What to do before updating WordPress plugins
Updates are necessary, but should be done with backups, changelog review and testing of critical features.

What to do before updating WordPress plugins
Updates are necessary, but should be done with backups, changelog review and testing of critical features.
The goal is to help site owners, agencies and companies identify WordPress infection signs, understand the risks and act safely before the problem grows.
What this problem means
The main scenario is preparing a WordPress website before plugin updates. Even if the website appears to work, the issue may be hidden in files, plugins, themes, uploads, database entries or server rules.
Signs worth checking
- backup before update
- changelog
- compatibility
- critical page tests
- rollback plan
- cache purge
Why you should not clean only the visible symptom
Many attacks use persistence. Removing one visible line of code, clearing cache or disabling a plugin may hide the symptom temporarily, but it does not necessarily remove backdoors, fake users, remote scripts or malicious database entries.

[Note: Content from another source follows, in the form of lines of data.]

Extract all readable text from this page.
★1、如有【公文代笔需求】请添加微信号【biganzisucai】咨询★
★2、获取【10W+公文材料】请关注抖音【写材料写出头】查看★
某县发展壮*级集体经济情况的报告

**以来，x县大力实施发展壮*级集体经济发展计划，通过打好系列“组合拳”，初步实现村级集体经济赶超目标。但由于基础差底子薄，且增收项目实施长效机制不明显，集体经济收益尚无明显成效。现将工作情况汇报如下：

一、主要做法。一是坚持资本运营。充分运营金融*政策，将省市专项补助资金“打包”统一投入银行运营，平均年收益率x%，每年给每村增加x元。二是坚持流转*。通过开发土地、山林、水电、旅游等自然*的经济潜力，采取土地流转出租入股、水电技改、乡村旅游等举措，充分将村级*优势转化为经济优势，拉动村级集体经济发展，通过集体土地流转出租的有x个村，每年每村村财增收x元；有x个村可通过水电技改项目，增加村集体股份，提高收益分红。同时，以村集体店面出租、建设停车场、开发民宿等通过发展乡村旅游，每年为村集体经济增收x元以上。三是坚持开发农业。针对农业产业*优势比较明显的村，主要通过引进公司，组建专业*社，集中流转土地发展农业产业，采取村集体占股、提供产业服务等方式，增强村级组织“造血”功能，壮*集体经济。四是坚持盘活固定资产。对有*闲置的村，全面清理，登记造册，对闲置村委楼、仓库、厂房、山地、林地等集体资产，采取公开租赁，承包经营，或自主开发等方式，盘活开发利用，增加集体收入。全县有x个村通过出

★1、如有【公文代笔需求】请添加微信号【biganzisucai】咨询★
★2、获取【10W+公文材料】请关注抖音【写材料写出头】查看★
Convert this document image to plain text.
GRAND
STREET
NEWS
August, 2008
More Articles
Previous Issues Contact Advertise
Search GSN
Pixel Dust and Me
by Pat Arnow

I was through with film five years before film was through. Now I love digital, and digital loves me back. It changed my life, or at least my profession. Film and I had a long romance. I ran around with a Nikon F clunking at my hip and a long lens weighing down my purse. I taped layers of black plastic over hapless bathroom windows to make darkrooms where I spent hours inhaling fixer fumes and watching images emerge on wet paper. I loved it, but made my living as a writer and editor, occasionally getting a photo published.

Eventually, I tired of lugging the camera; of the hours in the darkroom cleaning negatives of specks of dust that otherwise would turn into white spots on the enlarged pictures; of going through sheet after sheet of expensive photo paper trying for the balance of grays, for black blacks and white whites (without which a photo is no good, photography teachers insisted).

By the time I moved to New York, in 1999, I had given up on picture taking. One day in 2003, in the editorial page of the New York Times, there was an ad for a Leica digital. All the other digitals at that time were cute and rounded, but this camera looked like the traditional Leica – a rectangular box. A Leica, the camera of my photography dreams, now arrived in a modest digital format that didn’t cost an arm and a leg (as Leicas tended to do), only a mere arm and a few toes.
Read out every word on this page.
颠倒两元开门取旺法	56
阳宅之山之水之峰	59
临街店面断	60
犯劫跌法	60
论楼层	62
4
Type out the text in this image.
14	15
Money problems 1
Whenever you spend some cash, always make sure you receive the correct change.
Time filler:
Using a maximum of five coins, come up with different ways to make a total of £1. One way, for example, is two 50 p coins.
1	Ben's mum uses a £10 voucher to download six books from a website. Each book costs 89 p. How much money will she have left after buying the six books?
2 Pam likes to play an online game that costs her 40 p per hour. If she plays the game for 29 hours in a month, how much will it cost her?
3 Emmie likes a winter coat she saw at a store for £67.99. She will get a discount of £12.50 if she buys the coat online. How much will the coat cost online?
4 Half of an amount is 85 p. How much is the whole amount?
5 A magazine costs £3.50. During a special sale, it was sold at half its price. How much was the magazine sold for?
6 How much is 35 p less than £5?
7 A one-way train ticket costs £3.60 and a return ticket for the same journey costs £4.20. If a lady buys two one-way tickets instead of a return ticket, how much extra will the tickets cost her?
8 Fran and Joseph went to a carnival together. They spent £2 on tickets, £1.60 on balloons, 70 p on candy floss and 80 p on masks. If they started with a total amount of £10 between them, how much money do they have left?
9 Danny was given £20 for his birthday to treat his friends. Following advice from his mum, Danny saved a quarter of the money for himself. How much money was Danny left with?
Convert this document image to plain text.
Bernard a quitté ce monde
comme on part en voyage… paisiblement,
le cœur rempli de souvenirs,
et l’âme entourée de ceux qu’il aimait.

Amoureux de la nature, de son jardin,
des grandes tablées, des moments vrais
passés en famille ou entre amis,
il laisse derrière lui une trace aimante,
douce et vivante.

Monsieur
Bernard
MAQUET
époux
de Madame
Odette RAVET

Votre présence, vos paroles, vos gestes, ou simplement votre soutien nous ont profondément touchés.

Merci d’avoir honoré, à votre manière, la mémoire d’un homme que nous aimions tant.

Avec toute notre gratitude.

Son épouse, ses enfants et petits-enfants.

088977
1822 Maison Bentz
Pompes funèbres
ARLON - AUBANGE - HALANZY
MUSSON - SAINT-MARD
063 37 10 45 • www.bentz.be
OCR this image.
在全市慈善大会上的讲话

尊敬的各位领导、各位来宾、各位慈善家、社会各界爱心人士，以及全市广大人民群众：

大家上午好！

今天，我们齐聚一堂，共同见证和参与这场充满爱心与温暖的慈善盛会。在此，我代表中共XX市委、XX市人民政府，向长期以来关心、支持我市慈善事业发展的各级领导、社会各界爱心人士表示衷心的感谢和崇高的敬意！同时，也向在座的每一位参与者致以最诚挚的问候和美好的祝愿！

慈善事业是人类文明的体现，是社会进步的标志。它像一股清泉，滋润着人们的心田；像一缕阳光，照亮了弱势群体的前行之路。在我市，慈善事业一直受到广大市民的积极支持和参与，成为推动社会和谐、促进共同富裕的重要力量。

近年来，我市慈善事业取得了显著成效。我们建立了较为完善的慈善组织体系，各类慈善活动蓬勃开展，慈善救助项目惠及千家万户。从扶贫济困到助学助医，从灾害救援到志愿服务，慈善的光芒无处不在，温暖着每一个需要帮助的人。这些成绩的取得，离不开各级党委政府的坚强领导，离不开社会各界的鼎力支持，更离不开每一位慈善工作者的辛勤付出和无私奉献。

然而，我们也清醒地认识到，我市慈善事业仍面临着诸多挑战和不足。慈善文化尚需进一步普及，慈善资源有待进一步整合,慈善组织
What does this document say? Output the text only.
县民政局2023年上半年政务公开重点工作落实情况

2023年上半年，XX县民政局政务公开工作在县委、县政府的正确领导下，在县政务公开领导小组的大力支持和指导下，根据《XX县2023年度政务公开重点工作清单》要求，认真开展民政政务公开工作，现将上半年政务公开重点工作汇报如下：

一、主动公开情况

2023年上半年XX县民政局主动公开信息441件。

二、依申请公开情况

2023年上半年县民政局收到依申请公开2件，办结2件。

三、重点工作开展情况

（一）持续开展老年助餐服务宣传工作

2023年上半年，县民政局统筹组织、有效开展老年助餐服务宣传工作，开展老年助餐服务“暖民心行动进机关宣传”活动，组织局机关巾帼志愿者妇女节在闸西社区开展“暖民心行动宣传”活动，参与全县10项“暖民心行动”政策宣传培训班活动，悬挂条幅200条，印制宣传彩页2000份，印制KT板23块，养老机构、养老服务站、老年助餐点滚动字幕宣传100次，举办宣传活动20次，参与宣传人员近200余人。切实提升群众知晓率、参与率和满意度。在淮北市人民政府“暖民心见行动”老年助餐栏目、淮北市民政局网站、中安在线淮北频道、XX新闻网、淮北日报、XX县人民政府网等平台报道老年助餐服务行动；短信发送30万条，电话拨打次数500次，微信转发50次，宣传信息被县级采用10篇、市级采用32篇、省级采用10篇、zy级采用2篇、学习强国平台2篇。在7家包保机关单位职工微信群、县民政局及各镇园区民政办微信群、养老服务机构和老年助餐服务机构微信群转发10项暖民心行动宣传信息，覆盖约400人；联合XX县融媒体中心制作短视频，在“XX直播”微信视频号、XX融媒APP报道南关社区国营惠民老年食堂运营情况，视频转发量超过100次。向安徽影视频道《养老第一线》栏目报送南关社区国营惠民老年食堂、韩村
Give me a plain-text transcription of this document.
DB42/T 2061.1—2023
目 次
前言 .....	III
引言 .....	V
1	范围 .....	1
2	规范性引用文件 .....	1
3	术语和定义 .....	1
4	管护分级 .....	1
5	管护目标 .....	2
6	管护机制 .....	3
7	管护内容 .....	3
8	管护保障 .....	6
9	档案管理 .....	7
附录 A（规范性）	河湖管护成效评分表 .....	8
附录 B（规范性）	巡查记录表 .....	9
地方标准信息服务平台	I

What should be reviewed in WordPress
A safe review should include the public_html folder, plugins, themes, uploads, hidden files, .htaccess, administrator users, WordPress options, posts, metadata and SQL tables related to the website behavior.
How PREMA-IT helps
PREMA WordPress Security analyzes files and database content looking for malware, viruses, backdoors, redirects, obfuscated scripts, fake plugins and suspicious changes. In cleanup services, the client receives cleaned material and a technical report.
If your WordPress shows infection signs, request analysis at prema-it.com.